The cast members have been working together for months, and their ease with each other, and with their characters, shows in their performances. Some of the funniest moments are built from one actor supporting another, sharing attention instead of competing for it, and earning the laughs by letting the moment take them by surprise.
Director Michael Berresse complements Ayckbourn's dry British wit with physical humor, and his blocking makes the garden a place for the characters' double takes, double entendres and just plain doubling over in laughter — or in pain.
Ayckbourn's strength is making us root for these characters, ludicrous though they are. We want Annie to find love and Tom to find Annie. We want Norman's free spirit to run untrammeled and Sarah's uptight rectitude to be torn down. We want Reg to get his game of catch and Ruth to forgive Norman as easily as she forgets him. The playwright supplies the potential, but the actors create the audience's connections to these characters.
David Mason plays the shy Tom as a man who freezes under scrutiny, always looking for a way to disappear but never bold enough to dart for freedom. Mason has a genius for making Tom look oblivious, forcing other characters more or less to chisel a reaction out of him.
Jenni Putney uses broad, sloppy grins and grimaces to portray Annie. Shambling about the grounds, she gives up easily on untangling a garden hose, and likewise seems content to let her love life stay knotted in indecision. All of which makes the eventual spark of hope Putney gives her a pleasure to see.
As Reg, Mark Light-Orr is a fountain of small talk who can steadfastly overlook anything interesting around him as he babbles aimlessly. When he's given a chance to contemplate a romantic dalliance of his own, the far-fetched notion seems to strain his imagination to the breaking point.
Caitlin Clouthier plays Sarah as engaged in a constant search for control, even taking on the insects in the garden with a pesticide sprayer of dubious efficacy. When Norman makes a flirtatious overture, Clouthier zigzags from yes to no and back again faster than a skier negotiates a slalom course.
Norman is played by Richard Gallagher, whose Olympian charm and physical goofiness are nicely channeled into both a drunken collapse and a series of coy propositions that devolve into desperate pleas. Convinced of his animal magnetism, he proclaims his life's mission: He only wants to make women happy.
As Ruth, Ashton Heyl conducts a master class in comic frustration. Vanity keeps Ruth from wearing her glasses, and Heyl's rubber-faced squints are pure silliness. When Tom mistakenly believes she's interested in him, Heyl's efforts to set him right are like the last, failed effort to stay balanced in a canoe.
Scenic designer David Arsenault's lushly detailed set is simply enchanting. The theater may be air conditioned, but it's easy to be convinced we're outside an ivy-covered house in an English garden on a hot summer day. Stuart Duke's expert lighting brings out every bit of floral texture, and when moonlight falls over the garden sculpture, we're equally ready for romance or craziness.
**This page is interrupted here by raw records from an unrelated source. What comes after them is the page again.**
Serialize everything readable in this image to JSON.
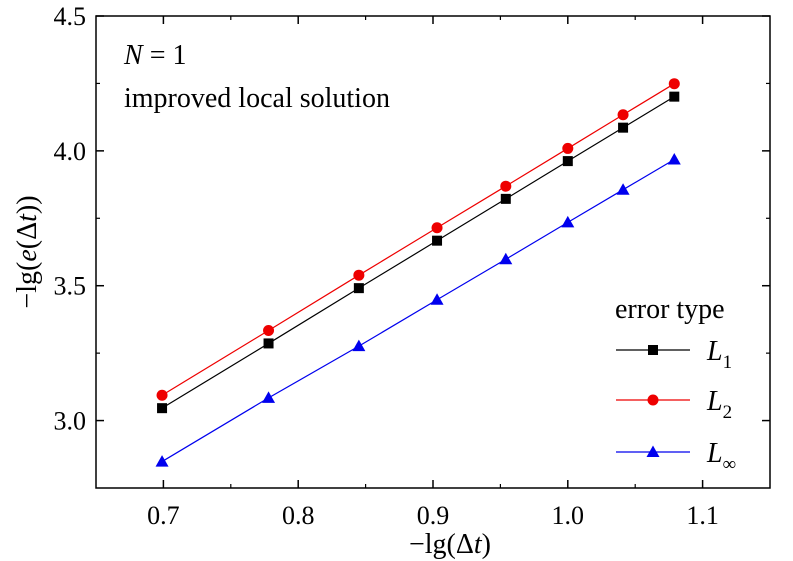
{
  "chart_data": {
    "type": "line",
    "x": [
      0.699,
      0.778,
      0.845,
      0.903,
      0.954,
      1.0,
      1.041,
      1.079
    ],
    "series": [
      {
        "name": "L1",
        "label_base": "L",
        "label_sub": "1",
        "color": "#000000",
        "marker": "square",
        "values": [
          3.046,
          3.286,
          3.491,
          3.667,
          3.822,
          3.962,
          4.086,
          4.201
        ]
      },
      {
        "name": "L2",
        "label_base": "L",
        "label_sub": "2",
        "color": "#ee0000",
        "marker": "circle",
        "values": [
          3.094,
          3.334,
          3.539,
          3.715,
          3.869,
          4.009,
          4.134,
          4.249
        ]
      },
      {
        "name": "L∞",
        "label_base": "L",
        "label_sub": "∞",
        "color": "#0000ee",
        "marker": "triangle",
        "values": [
          2.848,
          3.084,
          3.276,
          3.448,
          3.598,
          3.735,
          3.856,
          3.968
        ]
      }
    ],
    "xlim": [
      0.65,
      1.15
    ],
    "ylim": [
      2.75,
      4.5
    ],
    "xticks": [
      0.7,
      0.8,
      0.9,
      1.0,
      1.1
    ],
    "xtick_labels": [
      "0.7",
      "0.8",
      "0.9",
      "1.0",
      "1.1"
    ],
    "yticks": [
      3.0,
      3.5,
      4.0,
      4.5
    ],
    "ytick_labels": [
      "3.0",
      "3.5",
      "4.0",
      "4.5"
    ],
    "xlabel": "−lg(Δt)",
    "ylabel": "−lg(e(Δt))",
    "annotations": {
      "n_label": "N",
      "n_value": " = 1",
      "method": "improved local solution"
    },
    "legend": {
      "title": "error type",
      "position": "bottom-right"
    },
    "grid": false
  }
}
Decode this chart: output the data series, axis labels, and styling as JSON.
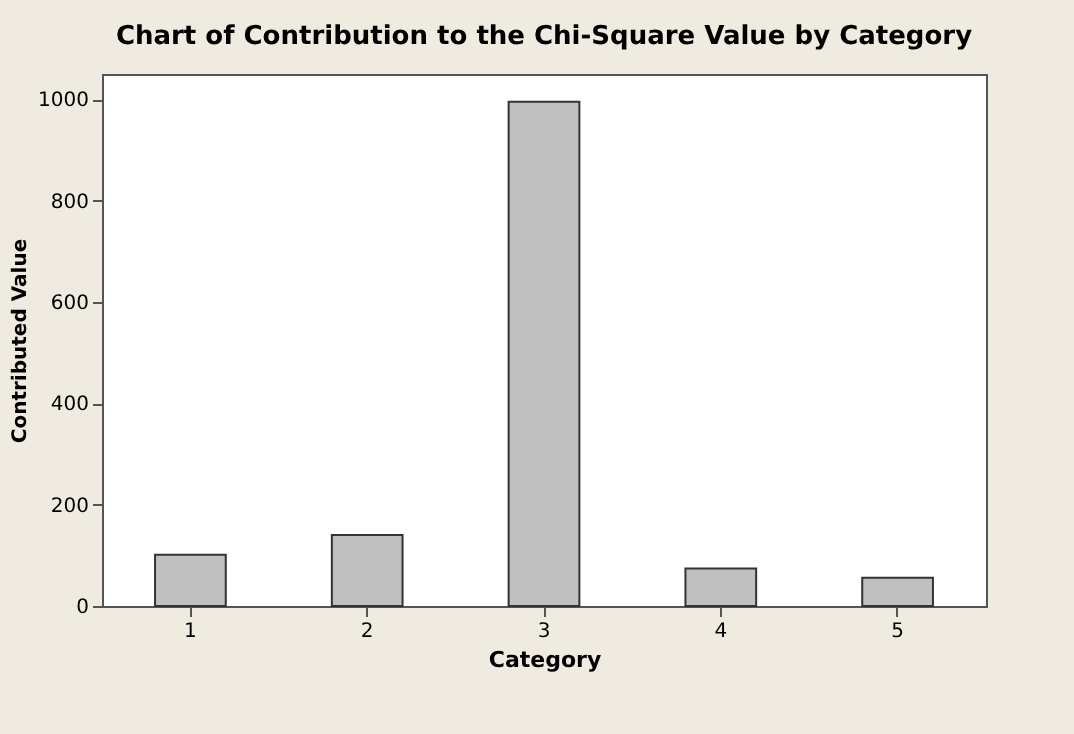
{
  "chart_data": {
    "type": "bar",
    "title": "Chart of Contribution to the Chi-Square Value by Category",
    "xlabel": "Category",
    "ylabel": "Contributed Value",
    "categories": [
      "1",
      "2",
      "3",
      "4",
      "5"
    ],
    "values": [
      101,
      140,
      995,
      74,
      56
    ],
    "color": "#c0c0c0",
    "ylim": [
      0,
      1050
    ],
    "yticks": [
      0,
      200,
      400,
      600,
      800,
      1000
    ],
    "grid": false
  }
}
Costumes by Charles Schoonmaker suit the characters and the period perfectly.
All six actors appear to take immense pleasure in entertaining us. On opening night last Friday, the audience shared the happy mood, laughing easily and settling into the play's sunny pleasure.
Three theaters have given Vermonters a gift this year. They deserve our thanks for the rare chance to see this full comic work, and for all the wit, sputtering, pratfalls and sweet desire to, as Norman says, make us all happy.